Ce pays a donc bien changé. Dans le mauvais sens du terme. Les acteurs politiques ont changé. Les méthodes politiques aussi. Et le discours baveux révèle tout cela. Cette situation, à la lisière de l’anarchie, se traduit par un affaissement du niveau du discours. De la bave en lieu et place de la parole calibrée et pensée. On ne s’écoute plus, ne discute plus. On a beau parcourir les plateaux de télé, mais les interlocuteurs de différents camps qui s’arrachent la parole, en bandant les biceps, ne rivalisent que sur le registre de « qui a crié plus fort » pour noyer dans un flot infernal de décibel, les « arguments » de la partie adverse. « Menteur », « violeur », « voleur », « esclave », « trouillard »…, le lexique de la classe politique, devenu glauque, tue, à l’image des mauvaises herbes, ce qui a été semé de bons dans ce pays. Le niveau de violence constatée est encore pire dans les réseaux sociaux. L’impression qui se dégage, c’est d’être dans une sorte de jungle, proche de l’état que Thomas Hobbes décrit dans Le Léviathan. Violence, arrogance, enfantillage, cécité, dogmatisme, intolérance, tous ces symptômes renvoient à un seul et même mal : le délitement continu de l’espace politique et de la perte des repères.

Les infrastructures, c'est bien, mais ça ne suffit pas !

Macky Sall, durant son mandat, a suivi les pas de Me Wade? Il a pris une option sur les infrastructures en réalisant des autoponts, des routes, des pistes de production, des hôpitaux, des stades et désenclavé certaines zones. Ce qui est tout à son honneur ! Mais une option pas suffisante en termes d’attentes des Sénégalais. Car alors ces derniers sont aussi en demande de plus de liberté, de justice, de santé, de sécurité, d’éducation, de formation, de meilleures retraites etc

Des réformes qui passent nécessairement par la réforme des institutions. A savoir pour celui qui va les entreprendre, de pouvoir se soumettre à elles et surtout respecter les autres institutions avec lesquelles l’exécutif doit nécessairement collaborer dans une logique constructive.
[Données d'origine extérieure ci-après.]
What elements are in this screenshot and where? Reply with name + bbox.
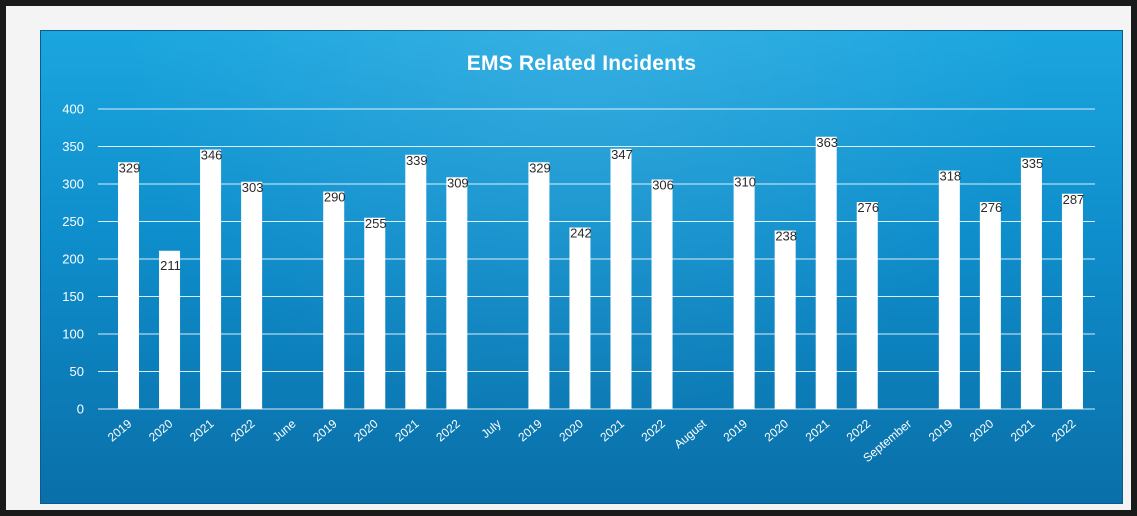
x-tick-label: 2022 [433, 416, 463, 444]
bar-chart: 0 50 100 150 200 250 300 350 400 329 211 346 303 290… [62, 102, 1095, 465]
y-tick-label: 0 [77, 402, 84, 417]
data-label-22: 335 [1022, 156, 1044, 171]
data-label-2: 346 [201, 148, 223, 163]
x-tick-label: 2019 [105, 416, 135, 444]
x-tick-label: June [270, 416, 299, 444]
bar-22 [1020, 157, 1042, 409]
data-label-8: 309 [447, 175, 469, 190]
bar-18 [856, 202, 878, 409]
bar-6 [364, 217, 386, 409]
x-tick-label: 2021 [803, 416, 833, 444]
x-axis-ticks: 2019 2020 2021 2022 June 2019 2020 2021 2022 July… [105, 416, 1079, 465]
data-label-5: 290 [324, 190, 346, 205]
x-tick-label: 2022 [228, 416, 258, 444]
grid-lines [98, 108, 1095, 410]
bar-1 [159, 250, 181, 409]
data-label-17: 363 [816, 135, 838, 150]
y-tick-label: 300 [62, 177, 84, 192]
data-label-11: 242 [570, 226, 592, 241]
chart-panel: EMS Related Incidents 0 50 100 150 200 250 300… [40, 30, 1123, 504]
bar-0 [118, 162, 139, 409]
data-label-16: 238 [775, 229, 797, 244]
y-axis-ticks: 0 50 100 150 200 250 300 350 400 [62, 102, 84, 417]
x-tick-label: 2019 [515, 416, 545, 444]
data-label-23: 287 [1063, 192, 1085, 207]
x-tick-label: 2021 [597, 416, 627, 444]
data-label-7: 339 [406, 153, 428, 168]
data-label-18: 276 [857, 200, 879, 215]
bar-17 [815, 136, 837, 409]
data-label-21: 276 [981, 200, 1003, 215]
bar-8 [446, 177, 468, 409]
y-tick-label: 100 [62, 327, 84, 342]
data-label-20: 318 [939, 169, 961, 184]
x-tick-label: 2020 [146, 416, 176, 444]
bar-21 [979, 202, 1001, 409]
x-tick-label: August [671, 416, 709, 451]
x-tick-label: 2019 [310, 416, 340, 444]
bar-11 [569, 227, 591, 409]
bars [118, 136, 1083, 409]
x-tick-label: 2020 [556, 416, 586, 444]
bar-15 [733, 176, 755, 409]
x-tick-label: 2019 [926, 416, 956, 444]
x-tick-label: 2020 [762, 416, 792, 444]
bar-23 [1061, 193, 1083, 409]
x-tick-label: 2021 [1008, 416, 1038, 444]
x-tick-label: 2022 [639, 416, 669, 444]
y-tick-label: 150 [62, 289, 84, 304]
x-tick-label: 2020 [967, 416, 997, 444]
bar-20 [938, 170, 960, 409]
x-tick-label: 2022 [1049, 416, 1079, 444]
x-tick-label: 2021 [187, 416, 217, 444]
data-label-1: 211 [160, 258, 181, 273]
x-tick-label: 2022 [844, 416, 874, 444]
x-tick-label: July [478, 417, 503, 441]
data-label-10: 329 [529, 160, 551, 175]
bar-13 [651, 179, 673, 409]
data-label-0: 329 [119, 160, 141, 175]
bar-10 [528, 162, 550, 409]
data-labels: 329 211 346 303 290 255 339 309 329 242 347 306 310 2… [119, 135, 1085, 273]
bar-12 [610, 148, 632, 409]
y-tick-label: 50 [70, 364, 84, 379]
data-label-15: 310 [734, 175, 756, 190]
y-tick-label: 200 [62, 252, 84, 267]
bar-3 [241, 181, 263, 409]
data-label-6: 255 [365, 216, 387, 231]
bar-7 [405, 154, 427, 409]
data-label-12: 347 [611, 147, 633, 162]
x-tick-label: 2020 [351, 416, 381, 444]
data-label-13: 306 [652, 178, 674, 193]
bar-2 [200, 149, 222, 409]
x-tick-label: 2019 [721, 416, 751, 444]
bar-16 [774, 230, 796, 409]
data-label-3: 303 [242, 180, 264, 195]
bar-5 [323, 191, 345, 409]
x-tick-label: 2021 [392, 416, 422, 444]
y-tick-label: 250 [62, 214, 84, 229]
chart-title: EMS Related Incidents [466, 52, 697, 75]
y-tick-label: 400 [62, 102, 84, 117]
y-tick-label: 350 [62, 139, 84, 154]
chart-frame: EMS Related Incidents 0 50 100 150 200 250 300… [6, 6, 1131, 510]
En somme, un boulevard de réformes pour le futur président, quel qu'il soit et qui en aura l'envie et la volonté. Mais, la seule équation qu'on n'est pas encore en mesure de résoudre, c'est comment contraindre le futur président à respecter ses engagements ? La seule option qui s'offre à nous pour l'heure, étant d'utiliser nos cartes d'électeur. Mais pour cela, le temps d'un mandat, est hélas long pour un temps que nos pays qui manquent de tout, n'ont pas vraiment.